Aber ich war eben ich, und ich wusste gar nicht, was ich sagen sollte. Tagelang hatte ich mir das Hirn darüber zermartert, wie ich ihm gegenübertreten wollte, was ich sagen sollte, wie ich mich erklären könnte. Letztendlich war ich zu dem Schluss gelangt, dass alles, was ich hätte sagen können, war, dass ich ihn liebte. Und dass mir nichts auf der Welt so wichtig war wie er. Nicht einmal meine Brüder, und erst recht nicht seine Paradieslosen. Seit Monaten dachte ich jeden Tag und jede Nacht nur noch an ihn, und alle anderen waren nur austauschbare Randfiguren, die die Landschaft mehr oder minder schmückten.
Aber als er mir dann gegenübersaß und mich stumm mit seinen eisblauen Augen betrachtete, war mir, als raubte jemand alle Wörter aus meinem Kopf. In sämtlichen Sprachen. Und als sie zurückkamen, da drängten sie sich ohne Sinn und Verstand über meine Lippen. Ich stammelte von Moijo und Sora, von Freiheit und Hohenheim, von Anna und der Exkursion, von Göttern und Primitiven und Raupen im Kopf, und allein die Sterne wissen, wovon noch. Und irgendwann seufzte er einfach nur, schob meinen Wolf davon und legte seinen Arm um mich, um meinen Kopf auf seine Brust zu betten.
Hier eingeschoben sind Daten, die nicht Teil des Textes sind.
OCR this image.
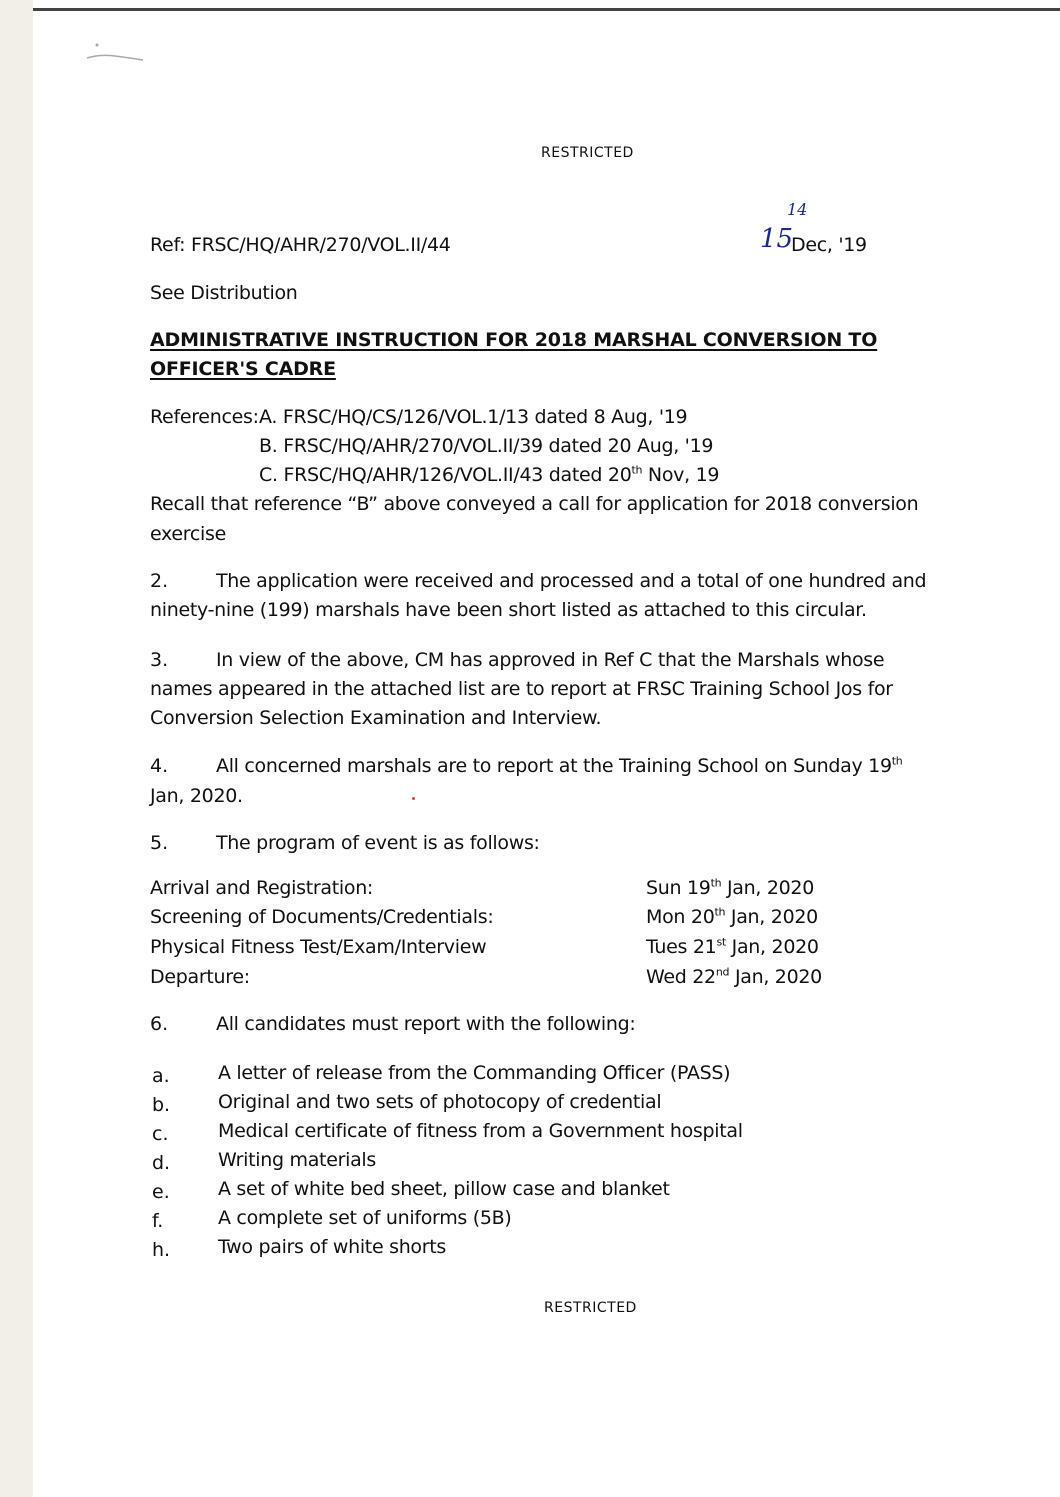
RESTRICTED
Ref: FRSC/HQ/AHR/270/VOL.II/44	15
14
Dec, '19
See Distribution
ADMINISTRATIVE INSTRUCTION FOR 2018 MARSHAL CONVERSION TO
OFFICER'S CADRE
References: A. FRSC/HQ/CS/126/VOL.1/13 dated 8 Aug, '19
B. FRSC/HQ/AHR/270/VOL.II/39 dated 20 Aug, '19
C. FRSC/HQ/AHR/126/VOL.II/43 dated 20th Nov, 19
Recall that reference “B” above conveyed a call for application for 2018 conversion
exercise
2.	The application were received and processed and a total of one hundred and
ninety-nine (199) marshals have been short listed as attached to this circular.
3.	In view of the above, CM has approved in Ref C that the Marshals whose
names appeared in the attached list are to report at FRSC Training School Jos for
Conversion Selection Examination and Interview.
4.	All concerned marshals are to report at the Training School on Sunday 19th
Jan, 2020.
5.	The program of event is as follows:
Arrival and Registration:	Sun 19th Jan, 2020
Screening of Documents/Credentials:	Mon 20th Jan, 2020
Physical Fitness Test/Exam/Interview	Tues 21st Jan, 2020
Departure:	Wed 22nd Jan, 2020
6.	All candidates must report with the following:
a.	A letter of release from the Commanding Officer (PASS)
b.	Original and two sets of photocopy of credential
c.	Medical certificate of fitness from a Government hospital
d.	Writing materials
e.	A set of white bed sheet, pillow case and blanket
f.	A complete set of uniforms (5B)
h.	Two pairs of white shorts
RESTRICTED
Und ich heulte mal wieder Rotz und Wasser. Aller Stress und Kummer und die schrecklichen Eindrücke aus Silberfels schlüpften in meine Tränendrüsen und sprudelten meine Wangen hinab. Und er küsste mir all das aus dem Gesicht und hielt mich einfach nur fest. Das war genau das, was ich gebraucht hatte. Es war alles, was ich mir gewünscht hatte, und es ist immer noch das, was mir so sehr fehlt, Froh. Er fehlt mir so sehr. Mehr als meine Familie, mehr als Hohenheim, mehr als Cypria.